De Tomaso: oltre 1000 operai a spasso

   L'avventura della De Tomaso, e della famiglia Rossignolo che voleva rilanciarla, sembra destinata a terminare mestamente. L'azienda è stata, infatti, sfrattata dallo stabilimento ex Pininfarina di Grugliasco (TO) e ora la maggioranza del pacchetto azionario è in vendita al miglior offerente. Il destino dei 900 operai è in bilico. Quattroruote di ottobre punta la lente d'ingrandimento su una vicenda che rischia di dare il colpo definitivo al tessuto industriale di Torino. Lo stesso Gianluca Rossignolo, figlio del patron Gianmario, intervistato dal mensile ammette le difficoltà del marchio, ma avanza pesanti accuse alla gestione della vicenda da parte della Regione Piemonte: " .. l'ex presidente Mercedes Bresso ci aveva promesso una copertura finanziaria di 18 milioni di euro; poi sono arrivati i leghisti, ovvero Roberto Cote, e hanno bloccato tutto.

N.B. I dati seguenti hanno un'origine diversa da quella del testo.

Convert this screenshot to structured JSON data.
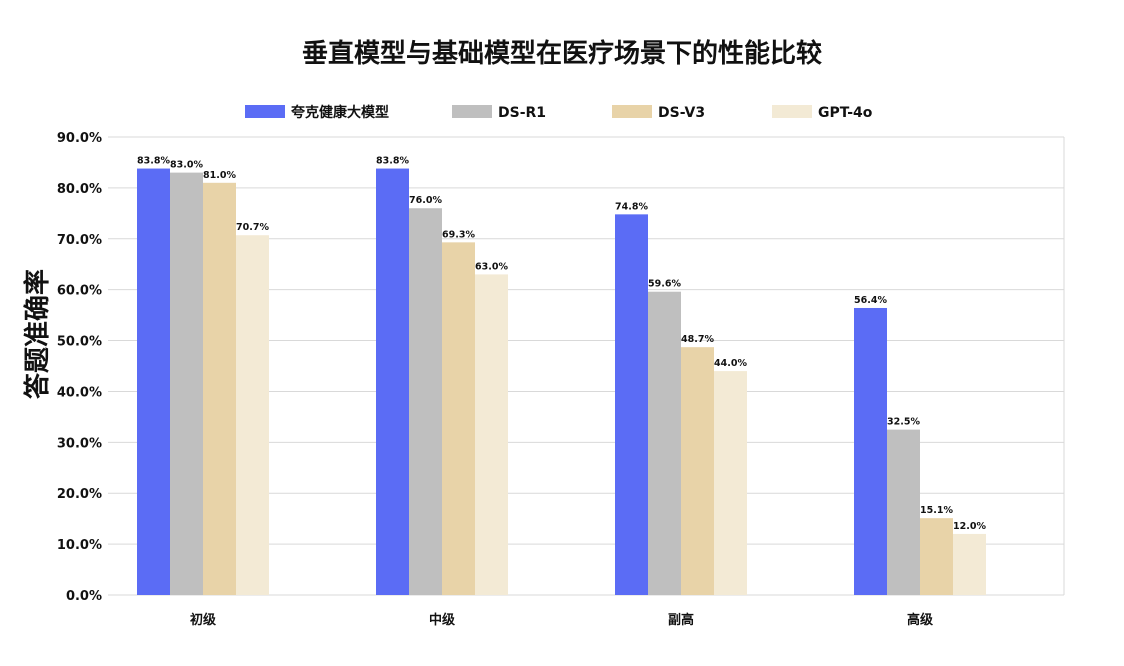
{
  "chart_data": {
    "type": "bar",
    "title": "垂直模型与基础模型在医疗场景下的性能比较",
    "ylabel": "答题准确率",
    "xlabel": "",
    "ylim": [
      0,
      90
    ],
    "yticks": [
      "0.0%",
      "10.0%",
      "20.0%",
      "30.0%",
      "40.0%",
      "50.0%",
      "60.0%",
      "70.0%",
      "80.0%",
      "90.0%"
    ],
    "categories": [
      "初级",
      "中级",
      "副高",
      "高级"
    ],
    "legend_position": "top",
    "grid": true,
    "series": [
      {
        "name": "夸克健康大模型",
        "color": "#5B6CF5",
        "values": [
          83.8,
          83.8,
          74.8,
          56.4
        ],
        "labels": [
          "83.8%",
          "83.8%",
          "74.8%",
          "56.4%"
        ]
      },
      {
        "name": "DS-R1",
        "color": "#BFBFBF",
        "values": [
          83.0,
          76.0,
          59.6,
          32.5
        ],
        "labels": [
          "83.0%",
          "76.0%",
          "59.6%",
          "32.5%"
        ]
      },
      {
        "name": "DS-V3",
        "color": "#E8D3A8",
        "values": [
          81.0,
          69.3,
          48.7,
          15.1
        ],
        "labels": [
          "81.0%",
          "69.3%",
          "48.7%",
          "15.1%"
        ]
      },
      {
        "name": "GPT-4o",
        "color": "#F3EAD5",
        "values": [
          70.7,
          63.0,
          44.0,
          12.0
        ],
        "labels": [
          "70.7%",
          "63.0%",
          "44.0%",
          "12.0%"
        ]
      }
    ]
  }
}
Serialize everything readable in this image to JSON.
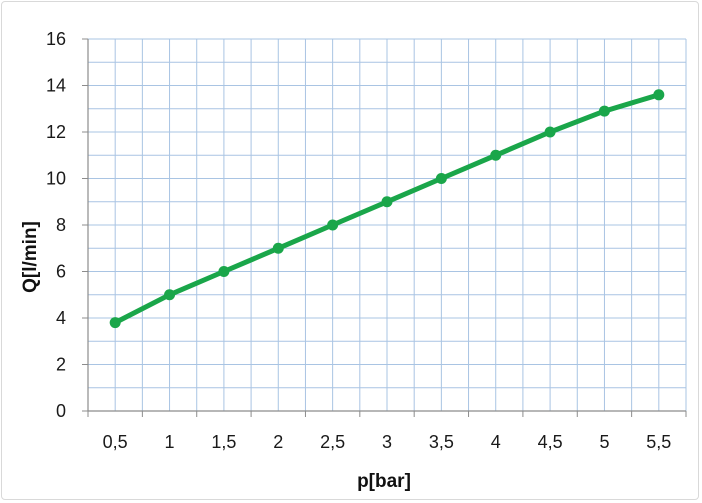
{
  "chart_data": {
    "type": "line",
    "title": "",
    "xlabel": "p[bar]",
    "ylabel": "Q[l/min]",
    "categories": [
      "0,5",
      "1",
      "1,5",
      "2",
      "2,5",
      "3",
      "3,5",
      "4",
      "4,5",
      "5",
      "5,5"
    ],
    "x": [
      0.5,
      1,
      1.5,
      2,
      2.5,
      3,
      3.5,
      4,
      4.5,
      5,
      5.5
    ],
    "series": [
      {
        "name": "",
        "values": [
          3.8,
          5,
          6,
          7,
          8,
          9,
          10,
          11,
          12,
          12.9,
          13.6
        ]
      }
    ],
    "ylim": [
      0,
      16
    ],
    "yticks": [
      "0",
      "2",
      "4",
      "6",
      "8",
      "10",
      "12",
      "14",
      "16"
    ],
    "grid": true,
    "legend": "none",
    "colors": {
      "line": "#1aa64a",
      "grid": "#a9c4e3",
      "axis": "#8c8c8c"
    }
  }
}
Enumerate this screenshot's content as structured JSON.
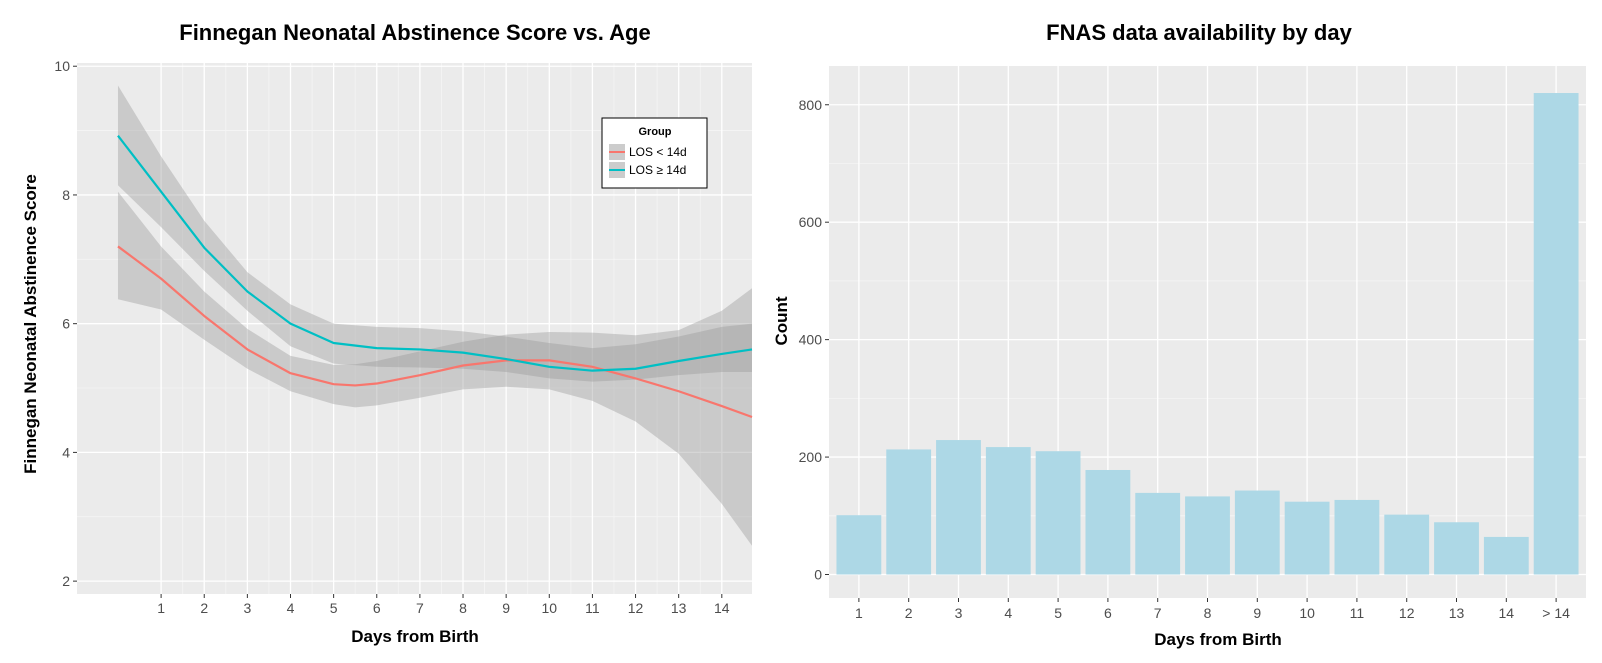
{
  "chart_data": [
    {
      "type": "line",
      "title": "Finnegan Neonatal Abstinence Score vs. Age",
      "xlabel": "Days from Birth",
      "ylabel": "Finnegan Neonatal Abstinence Score",
      "xlim": [
        -0.95,
        14.7
      ],
      "ylim": [
        1.8,
        10.05
      ],
      "x_ticks": [
        1,
        2,
        3,
        4,
        5,
        6,
        7,
        8,
        9,
        10,
        11,
        12,
        13,
        14
      ],
      "y_ticks": [
        2,
        4,
        6,
        8,
        10
      ],
      "grid": true,
      "legend": {
        "title": "Group",
        "position": "top-right",
        "entries": [
          "LOS < 14d",
          "LOS ≥ 14d"
        ]
      },
      "series": [
        {
          "name": "LOS < 14d",
          "color": "#F8766D",
          "x": [
            0,
            1,
            2,
            3,
            4,
            5,
            5.5,
            6,
            7,
            8,
            9,
            10,
            11,
            12,
            13,
            14,
            14.7
          ],
          "y": [
            7.2,
            6.7,
            6.12,
            5.6,
            5.23,
            5.06,
            5.04,
            5.07,
            5.2,
            5.35,
            5.43,
            5.43,
            5.33,
            5.15,
            4.95,
            4.72,
            4.55
          ],
          "lower": [
            6.38,
            6.22,
            5.75,
            5.3,
            4.95,
            4.75,
            4.7,
            4.73,
            4.85,
            4.98,
            5.02,
            4.98,
            4.8,
            4.48,
            3.98,
            3.2,
            2.55
          ],
          "upper": [
            8.05,
            7.2,
            6.5,
            5.92,
            5.5,
            5.36,
            5.37,
            5.42,
            5.57,
            5.72,
            5.83,
            5.87,
            5.86,
            5.82,
            5.9,
            6.2,
            6.55
          ]
        },
        {
          "name": "LOS ≥ 14d",
          "color": "#00BFC4",
          "x": [
            0,
            1,
            2,
            3,
            4,
            5,
            6,
            7,
            8,
            9,
            10,
            11,
            12,
            13,
            14,
            14.7
          ],
          "y": [
            8.92,
            8.05,
            7.18,
            6.5,
            6.0,
            5.7,
            5.62,
            5.6,
            5.55,
            5.45,
            5.33,
            5.27,
            5.3,
            5.42,
            5.53,
            5.6
          ],
          "lower": [
            8.15,
            7.5,
            6.82,
            6.2,
            5.65,
            5.38,
            5.33,
            5.32,
            5.3,
            5.25,
            5.15,
            5.1,
            5.13,
            5.2,
            5.25,
            5.25
          ],
          "upper": [
            9.7,
            8.6,
            7.6,
            6.8,
            6.3,
            6.0,
            5.95,
            5.93,
            5.88,
            5.8,
            5.7,
            5.62,
            5.68,
            5.8,
            5.95,
            6.0
          ]
        }
      ]
    },
    {
      "type": "bar",
      "title": "FNAS data availability by day",
      "xlabel": "Days from Birth",
      "ylabel": "Count",
      "categories": [
        "1",
        "2",
        "3",
        "4",
        "5",
        "6",
        "7",
        "8",
        "9",
        "10",
        "11",
        "12",
        "13",
        "14",
        "> 14"
      ],
      "values": [
        101,
        213,
        229,
        217,
        210,
        178,
        139,
        133,
        143,
        124,
        127,
        102,
        89,
        64,
        820
      ],
      "ylim": [
        -40,
        866
      ],
      "y_ticks": [
        0,
        200,
        400,
        600,
        800
      ],
      "bar_color": "#ADD8E6",
      "grid": true
    }
  ]
}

Certo che siamo a corto di liquidi, ma è perché la Regione ha cambiato le regole del gioco in corsa". Gli risponde l'Assessore al Lavoro della Provincia di Torino, Claudia Porchietto, che accusa la famiglia di assenteismo alle trattative sottolineando come da sempre sia mancato l'appoggio bancario al progetto. A questo punto, l'unica speranza per i 1.100 dipendenti della De Tomaso (950 a Torino e 150 a Livorno, nello stabilimento ex Delphi), la cui cassa integrazione scadrà a fine dicembre, rimane l'arrivo di un investitore straniero disposto ad acquisire la maggioranza dell'azienda. Per ora non si fanno nomi, ma la prospettiva che la produzione della Deauville, lanciata allo scorso Salone di Ginevra (in marzo), sia spostata altrove è alquanto realistica. Le parole dello stesso Rossignolo sembrano non lasciare molti dubbi sulle intenzioni future: "A noi piacerebbe molto rimanere a Torino. Ma chi ci mette i soldi comanda". (29 set.)